Lessons From Behind The Door

My daughter and I set out to replace a doorknob at her new apartment today. It was my first time ever replacing a doorknob (never too late to learn new things, right?) as well as hers.

Over the course of the past week, she had been beginning the process of replacing the doorknob but had some questions. Since I had planned to visit her today and help with some other tasks, we decided to tackle the doorknob as well. I arrived equipped with all sizes of allen wrenches (because we had figured out that one of the hurdles was those little tiny screws holding the cover plate on).

We set about removing the old doorknob. We were being all methodical about it, laying the pieces out in order as they came off (because I figured that might give us some insight into the process when we needed to install the new doorknob).

We were in the process of unscrewing the long screws which hold the whole mechanism together. One of us held the door; the other loosened the screws. Eventually, the door closed against the pressure of the screws being loosened and components started falling off as the screws were loosened. That didn’t seem like a problem.

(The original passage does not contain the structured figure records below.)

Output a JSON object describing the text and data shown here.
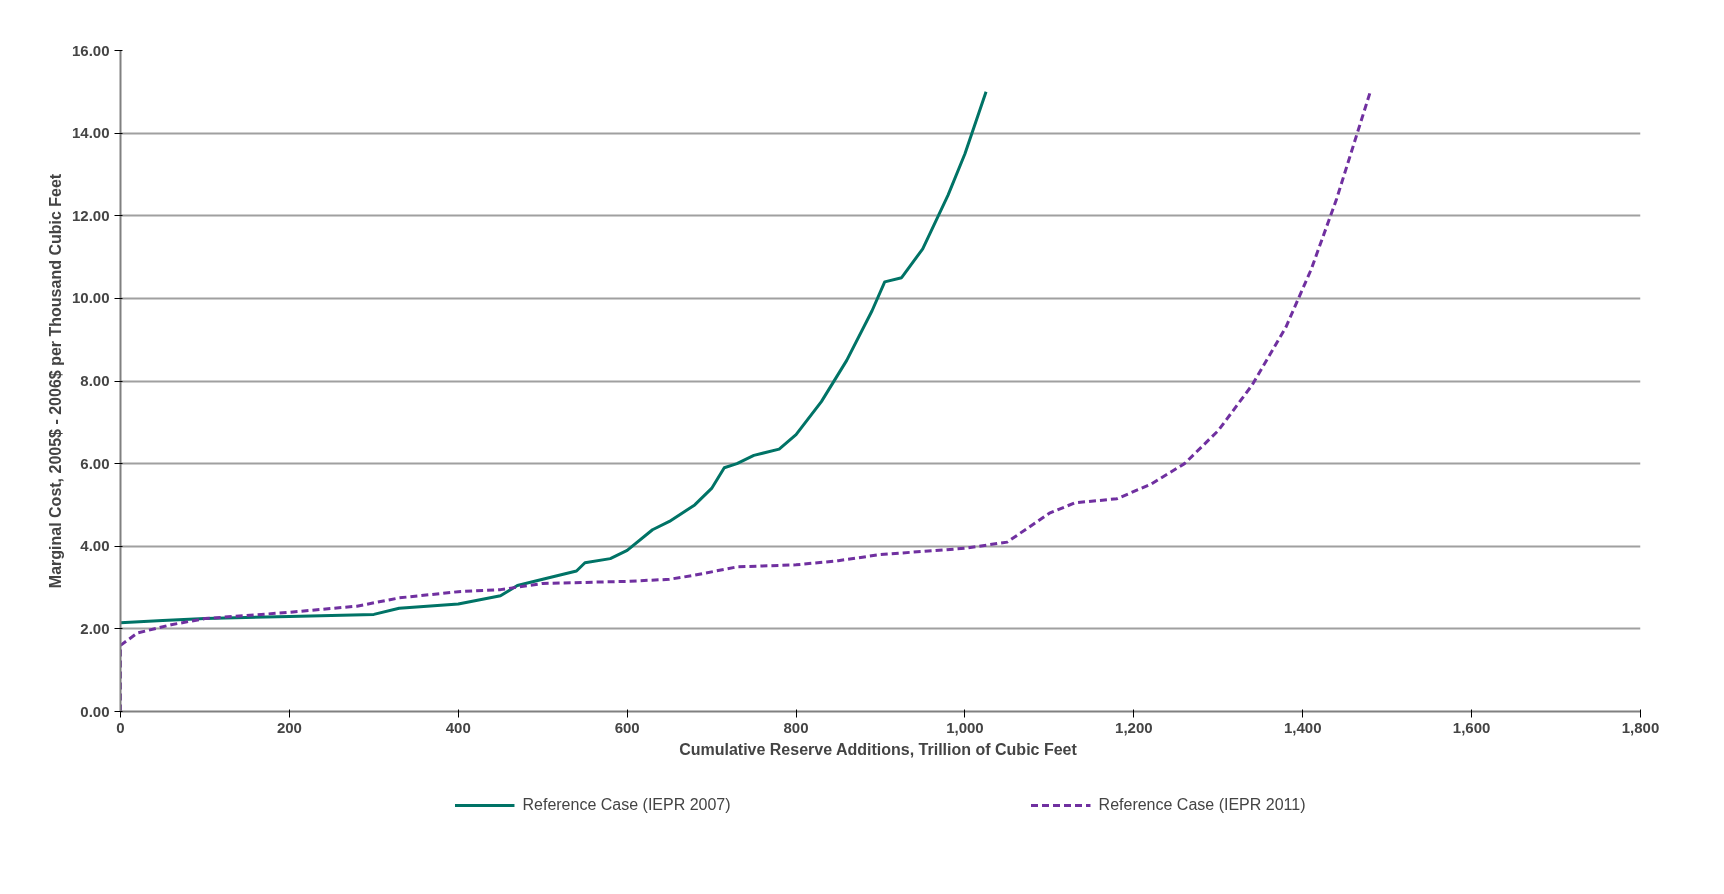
{
  "chart_data": {
    "type": "line",
    "xlabel": "Cumulative Reserve  Additions, Trillion of Cubic Feet",
    "ylabel": "Marginal Cost, 2005$ - 2006$ per Thousand Cubic Feet",
    "xlim": [
      0,
      1800
    ],
    "xticks": [
      {
        "value": 0,
        "label": "0"
      },
      {
        "value": 200,
        "label": "200"
      },
      {
        "value": 400,
        "label": "400"
      },
      {
        "value": 600,
        "label": "600"
      },
      {
        "value": 800,
        "label": "800"
      },
      {
        "value": 1000,
        "label": "1,000"
      },
      {
        "value": 1200,
        "label": "1,200"
      },
      {
        "value": 1400,
        "label": "1,400"
      },
      {
        "value": 1600,
        "label": "1,600"
      },
      {
        "value": 1800,
        "label": "1,800"
      }
    ],
    "ylim": [
      0,
      16
    ],
    "yticks": [
      {
        "value": 0,
        "label": "0.00"
      },
      {
        "value": 2,
        "label": "2.00"
      },
      {
        "value": 4,
        "label": "4.00"
      },
      {
        "value": 6,
        "label": "6.00"
      },
      {
        "value": 8,
        "label": "8.00"
      },
      {
        "value": 10,
        "label": "10.00"
      },
      {
        "value": 12,
        "label": "12.00"
      },
      {
        "value": 14,
        "label": "14.00"
      },
      {
        "value": 16,
        "label": "16.00"
      }
    ],
    "grid": "y",
    "legend": "bottom",
    "series": [
      {
        "name": "Reference Case (IEPR 2007)",
        "color": "#007366",
        "line_style": "solid",
        "x": [
          0,
          50,
          100,
          200,
          300,
          330,
          400,
          450,
          470,
          500,
          540,
          550,
          580,
          600,
          630,
          650,
          680,
          700,
          715,
          730,
          750,
          780,
          800,
          830,
          860,
          890,
          905,
          925,
          950,
          980,
          1000,
          1025
        ],
        "values": [
          2.15,
          2.2,
          2.25,
          2.3,
          2.35,
          2.5,
          2.6,
          2.8,
          3.05,
          3.2,
          3.4,
          3.6,
          3.7,
          3.9,
          4.4,
          4.6,
          5.0,
          5.4,
          5.9,
          6.0,
          6.2,
          6.35,
          6.7,
          7.5,
          8.5,
          9.7,
          10.4,
          10.5,
          11.2,
          12.5,
          13.5,
          15.0
        ]
      },
      {
        "name": "Reference Case (IEPR 2011)",
        "color": "#7030a0",
        "line_style": "dashed",
        "x": [
          0,
          0,
          20,
          60,
          100,
          200,
          280,
          330,
          400,
          450,
          500,
          600,
          650,
          680,
          730,
          800,
          850,
          900,
          1000,
          1050,
          1100,
          1130,
          1180,
          1220,
          1260,
          1300,
          1340,
          1380,
          1410,
          1440,
          1460,
          1480
        ],
        "values": [
          0,
          1.6,
          1.9,
          2.1,
          2.25,
          2.4,
          2.55,
          2.75,
          2.9,
          2.95,
          3.1,
          3.15,
          3.2,
          3.3,
          3.5,
          3.55,
          3.65,
          3.8,
          3.95,
          4.1,
          4.8,
          5.05,
          5.15,
          5.5,
          6.0,
          6.8,
          7.9,
          9.3,
          10.7,
          12.4,
          13.7,
          15.0
        ]
      }
    ]
  }
}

Through a combination of funky creative allen wrench manipulation, prayers, screwdriver wedging actions, more prayers, and willing some law of physics into submission, the door finally opened (hallelujah!). It was time to tackle the new doorknob.

As we tried to make sense of the instructions for the new doorknob, we finally took advantage of the fact that it is 2015 and there are people out there like Leah of See Jane Drill who make videos like How to Install a Doorknob.

Thanks to See Jane Drill, the process went pretty smoothly once we took some deep breaths and followed the steps she gave.

The realization of the day which most spoke to me came when we realized we were trapped in her room. Our choices after that unlocked a few takeaways which could apply to life beyond a DIY task:

  • It is oh-so-easy to inadvertently segregate yourself from most of your options
  • Adversity will bring out your ability to manifest effective options you did not think existed
  • Humor brings much more lightness to an adverse situation than anger would

Lessons From Behind The Door

I guess we could have avoided this whole blogworthy experience by hiring a locksmith, but where’s the learning (or fun) in that? She won’t have to wait until she’s 50 to learn how to install a doorknob and I have to admit being a little proud to have figured it out too.

I am feeling courageous enough to tackle some of See Jane Drill’s 161 other videos.

See Jane Drill’s motto (which gives me flashbacks to Bob the Builder) is You Can Do This!

Mostly, I am proud to be parent to a young adult who is willing to learn alongside her mom, one who knows she can DO THIS! 

12 thoughts on “Lessons From Behind The Door

    • So true, Maria!!! The frustration was very real, but it felt like a real turning point in the mother daughter relationship that we both took it in stride, as adults, and figured out a solution.

  1. You’re really, really brave.
    (Some people might use other adjectives here, but my mother taught me the importance of being kind. 😀 )
    And you used other words, but what came to my mind was the old saw (tool pun) about necessity being the mother of invention.
    You had motivation on your side, and that’s for sure! Good job!!!!!!

    • “The old saw”! That’s awesome! It was pretty comical and definitely all worth the laugh now that we’re no longer locked in! 🙂

    • I wish I had some brilliant words of advice on that one. I always hated when people would say (before my kids were teenagers) “oh just wait you don’t realize how good you have it now.” At the risk of oversimplifying, I guess the best advice is “enjoy every age.”

  2. Good for you both! I have no idea how to change a doorknob and neither does my daughter. We both could cook a great meal, however, while someone fixed it for either of us!

  3. That is SO funny! Reminds me of the time we were viewing the house we live in currently. My son was about 8 and curious about everything, naturally. He loved going through all the empty rooms and just looking around. Until he went into one of the downstairs bedrooms and accidentally locked one of the doors! Fortunately, he didn’t lock himself or us IN, but the poor realtor had to contact the owner and have him dig around to find a key for it or no one would have been able to view the bedroom. That was pretty embarrassing!